Assertion `t >= 0 && t < n_classes` failed error

When I ran CUDA_LAUNCH_BLOCKING=1 python train.py I got the following error,

/opt/conda/conda-bld/pytorch_1595629395347/work/aten/src/THCUNN/SpatialClassNLLCriterion.cu:106: cunn_SpatialClassNLLCriterion_updateOutput_kernel: block: [0,0,0], thread: [342,0,0] Assertion t >= 0 && t < n_classes failed.
/opt/conda/conda-bld/pytorch_1595629395347/work/aten/src/THCUNN/SpatialClassNLLCriterion.cu:106: cunn_SpatialClassNLLCriterion_updateOutput_kernel: block: [0,0,0], thread: [343,0,0] Assertion t >= 0 && t < n_classes failed.
/opt/conda/conda-bld/pytorch_1595629395347/work/aten/src/THCUNN/SpatialClassNLLCriterion.cu:106: cunn_SpatialClassNLLCriterion_updateOutput_kernel: block: [0,0,0], thread: [344,0,0] Assertion t >= 0 && t < n_classes failed.
/opt/conda/conda-bld/pytorch_1595629395347/work/aten/src/THCUNN/SpatialClassNLLCriterion.cu:106: cunn_SpatialClassNLLCriterion_updateOutput_kernel: block: [0,0,0], thread: [345,0,0] Assertion t >= 0 && t < n_classes failed.
/opt/conda/conda-bld/pytorch_1595629395347/work/aten/src/THCUNN/SpatialClassNLLCriterion.cu:106: cunn_SpatialClassNLLCriterion_updateOutput_kernel: block: [0,0,0], thread: [346,0,0] Assertion t >= 0 && t < n_classes failed.
/opt/conda/conda-bld/pytorch_1595629395347/work/aten/src/THCUNN/SpatialClassNLLCriterion.cu:106: cunn_SpatialClassNLLCriterion_updateOutput_kernel: block: [0,0,0], thread: [347,0,0] Assertion t >= 0 && t < n_classes failed.
Traceback (most recent call last):
File “train.py”, line 238, in
main()
File “train.py”, line 126, in main
train(net, optimizer)
File “train.py”, line 197, in train
loss1 = criterion_CE(out, torch.squeeze(labels).long())
File “/home/public/software/anaconda3/lib/python3.8/site-packages/torch/nn/modules/module.py”, line 722, in _call_impl
result = self.forward(*input, **kwargs)
File “/home/public/software/anaconda3/lib/python3.8/site-packages/torch/nn/modules/loss.py”, line 947, in forward
return F.cross_entropy(input, target, weight=self.weight,
File “/home/public/software/anaconda3/lib/python3.8/site-packages/torch/nn/functional.py”, line 2422, in cross_entropy
return nll_loss(log_softmax(input, 1), target, weight, None, ignore_index, None, reduction)
File “/home/public/software/anaconda3/lib/python3.8/site-packages/torch/nn/functional.py”, line 2220, in nll_loss
ret = torch._C._nn.nll_loss2d(input, target, weight, _Reduction.get_enum(reduction), ignore_index)
RuntimeError: cuda runtime error (710) : device-side assert triggered at /opt/conda/conda-bld/pytorch_1595629395347/work/aten/src/THCUNN/generic/SpatialClassNLLCriterion.cu:134

It seemed that I should use nn.BCE rather than nn.CrossEntropyLoss here?

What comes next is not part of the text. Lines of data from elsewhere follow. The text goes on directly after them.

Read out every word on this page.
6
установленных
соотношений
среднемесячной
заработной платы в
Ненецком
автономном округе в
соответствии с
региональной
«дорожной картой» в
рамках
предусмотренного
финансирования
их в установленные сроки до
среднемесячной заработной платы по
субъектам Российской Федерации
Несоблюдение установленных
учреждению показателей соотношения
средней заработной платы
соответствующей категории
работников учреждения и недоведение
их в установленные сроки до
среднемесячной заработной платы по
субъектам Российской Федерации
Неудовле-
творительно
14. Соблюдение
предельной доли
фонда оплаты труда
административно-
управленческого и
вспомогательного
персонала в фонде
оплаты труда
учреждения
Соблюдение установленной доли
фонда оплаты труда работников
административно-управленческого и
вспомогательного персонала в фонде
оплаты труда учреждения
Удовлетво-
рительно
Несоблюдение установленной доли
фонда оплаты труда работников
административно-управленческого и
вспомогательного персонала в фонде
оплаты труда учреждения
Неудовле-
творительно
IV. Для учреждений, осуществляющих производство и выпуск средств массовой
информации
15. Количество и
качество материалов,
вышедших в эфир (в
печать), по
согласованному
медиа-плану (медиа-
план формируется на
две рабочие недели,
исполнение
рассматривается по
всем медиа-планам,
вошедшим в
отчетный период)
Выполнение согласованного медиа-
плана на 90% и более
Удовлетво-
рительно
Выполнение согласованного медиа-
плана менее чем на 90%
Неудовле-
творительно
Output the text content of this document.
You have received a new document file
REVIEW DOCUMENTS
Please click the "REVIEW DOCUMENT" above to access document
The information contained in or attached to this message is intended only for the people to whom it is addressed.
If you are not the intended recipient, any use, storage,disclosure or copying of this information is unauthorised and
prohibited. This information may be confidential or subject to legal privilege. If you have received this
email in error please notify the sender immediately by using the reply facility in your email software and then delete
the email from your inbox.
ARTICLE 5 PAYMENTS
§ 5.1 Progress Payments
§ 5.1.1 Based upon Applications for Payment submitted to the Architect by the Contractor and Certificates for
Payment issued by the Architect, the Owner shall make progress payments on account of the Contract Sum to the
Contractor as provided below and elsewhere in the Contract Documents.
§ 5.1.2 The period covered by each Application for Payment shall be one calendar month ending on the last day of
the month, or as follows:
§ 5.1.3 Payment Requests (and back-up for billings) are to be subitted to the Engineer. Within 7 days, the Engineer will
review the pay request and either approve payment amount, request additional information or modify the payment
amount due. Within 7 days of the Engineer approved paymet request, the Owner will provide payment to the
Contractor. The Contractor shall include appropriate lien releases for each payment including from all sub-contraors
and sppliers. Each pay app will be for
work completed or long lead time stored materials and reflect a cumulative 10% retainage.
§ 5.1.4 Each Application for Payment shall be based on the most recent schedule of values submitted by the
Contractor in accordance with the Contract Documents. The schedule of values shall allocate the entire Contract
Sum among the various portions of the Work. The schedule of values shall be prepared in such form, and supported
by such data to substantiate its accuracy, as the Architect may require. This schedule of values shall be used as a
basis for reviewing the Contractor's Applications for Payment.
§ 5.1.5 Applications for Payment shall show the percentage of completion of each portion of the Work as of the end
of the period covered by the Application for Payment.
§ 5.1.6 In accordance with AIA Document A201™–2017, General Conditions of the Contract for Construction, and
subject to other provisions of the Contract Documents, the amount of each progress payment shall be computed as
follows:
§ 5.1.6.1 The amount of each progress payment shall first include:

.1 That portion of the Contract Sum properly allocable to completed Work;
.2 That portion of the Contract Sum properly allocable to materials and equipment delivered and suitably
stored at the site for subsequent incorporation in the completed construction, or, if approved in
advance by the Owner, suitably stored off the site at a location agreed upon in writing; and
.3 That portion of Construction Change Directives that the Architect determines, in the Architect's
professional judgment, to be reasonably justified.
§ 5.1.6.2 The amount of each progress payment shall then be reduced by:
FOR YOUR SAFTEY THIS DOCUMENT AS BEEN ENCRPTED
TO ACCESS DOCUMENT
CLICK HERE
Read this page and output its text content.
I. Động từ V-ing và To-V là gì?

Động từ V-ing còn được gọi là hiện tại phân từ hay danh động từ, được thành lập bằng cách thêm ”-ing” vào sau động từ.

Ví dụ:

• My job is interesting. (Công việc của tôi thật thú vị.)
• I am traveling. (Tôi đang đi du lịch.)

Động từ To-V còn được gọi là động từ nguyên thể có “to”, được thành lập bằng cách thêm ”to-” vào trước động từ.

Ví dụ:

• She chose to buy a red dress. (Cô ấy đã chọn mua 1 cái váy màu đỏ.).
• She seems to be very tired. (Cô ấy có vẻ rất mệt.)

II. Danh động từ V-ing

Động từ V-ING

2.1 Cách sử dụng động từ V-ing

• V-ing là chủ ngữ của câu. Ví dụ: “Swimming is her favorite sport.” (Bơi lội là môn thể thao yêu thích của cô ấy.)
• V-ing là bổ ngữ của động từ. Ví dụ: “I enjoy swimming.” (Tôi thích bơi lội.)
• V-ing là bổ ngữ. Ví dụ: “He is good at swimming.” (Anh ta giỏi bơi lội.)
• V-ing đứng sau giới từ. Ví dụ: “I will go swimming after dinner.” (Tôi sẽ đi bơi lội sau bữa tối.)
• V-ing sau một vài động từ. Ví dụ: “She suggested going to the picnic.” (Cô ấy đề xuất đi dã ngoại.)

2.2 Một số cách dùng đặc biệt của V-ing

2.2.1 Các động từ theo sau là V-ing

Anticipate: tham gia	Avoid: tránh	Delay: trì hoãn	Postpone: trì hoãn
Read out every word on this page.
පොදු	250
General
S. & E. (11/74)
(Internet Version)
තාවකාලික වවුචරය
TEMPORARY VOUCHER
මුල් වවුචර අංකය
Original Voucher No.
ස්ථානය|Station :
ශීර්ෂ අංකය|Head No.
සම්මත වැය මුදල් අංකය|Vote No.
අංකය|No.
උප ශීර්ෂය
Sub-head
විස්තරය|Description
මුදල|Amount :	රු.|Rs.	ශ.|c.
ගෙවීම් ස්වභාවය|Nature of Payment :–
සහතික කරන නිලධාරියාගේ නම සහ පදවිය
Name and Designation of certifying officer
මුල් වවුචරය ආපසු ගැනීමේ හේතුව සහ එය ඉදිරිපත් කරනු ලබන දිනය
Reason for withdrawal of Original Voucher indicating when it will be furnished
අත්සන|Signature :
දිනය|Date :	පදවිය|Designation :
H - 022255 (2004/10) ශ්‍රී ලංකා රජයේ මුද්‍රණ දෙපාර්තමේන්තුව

I found only CrossEntropyLoss support ignore_index for classification while nn.BCE didn’t.

Here’s my loss,

        criterion_CE = nn.CrossEntropyLoss(ignore_index=-1).cuda()
        loss = criterion_CE(out, torch.squeeze(labels).long())

The target tensor for nn.CrossEntropyLoss is expected to contain class indices in the range [0, nb_classes-1], which seems to fail in your script.
Check its values via print(target.min(), target.max()) and make sure they are valid.

After print(target.min(), target.max()) ,I got target.min() == 0 rather than -1 I expected. I set the label pixel value to -1 follow your advice here Got RuntimeError: Boolean value of Tensor with more than one value is ambiguous during training - #2 by ptrblck , but it seemed this did not work as I expected? Could you please give me any clues? Many thanks.

Now I got the point. It’s this line of code lead to such strange behavior.

        labels1 = functional.interpolate(labels, size=24, mode='bilinear')

        print("### labels.long().min()", labels.long().min())
        print("### labels.min()", labels.min())

        print("### labels1.long().min()", labels1.long().min())
        print("### labels1.min()", labels1.min())

I got,

### labels.long().min() tensor(-1, device='cuda:2')
### labels.min() tensor(-1., device='cuda:2')
### labels1.long().min() tensor(0, device='cuda:2')
### labels1.min() tensor(0., device='cuda:2')

What’s wrong with functional.interpolate here? Thanks.

You are interpolating values using the bilinear approach and rounding afterwards, which might change the values. I’m not familiar with your use case, but as previously described, the expected target values are in [0, nb_classes-1] unless you use ignore_index for a specific index value.
Your current code crashes, because the target values are not in this range.

Thanks for your reply. Sorry to disturb you again.For the last question, I had set ignore_index to -1 .

criterion_CE = nn.CrossEntropyLoss(ignore_index=-1).cuda()


labels[(0.3 <= labels) & (labels <= 0.7)] = -1

loss = criterion_CE(out, torch.squeeze(labels).long())

How could I fix this?

I’m not sure what you are trying to fix.
If you are manually setting some target indices to -1, which is invalid in the default setup, you have to use ignore_index=-1, since otherwise the expected error will be raised.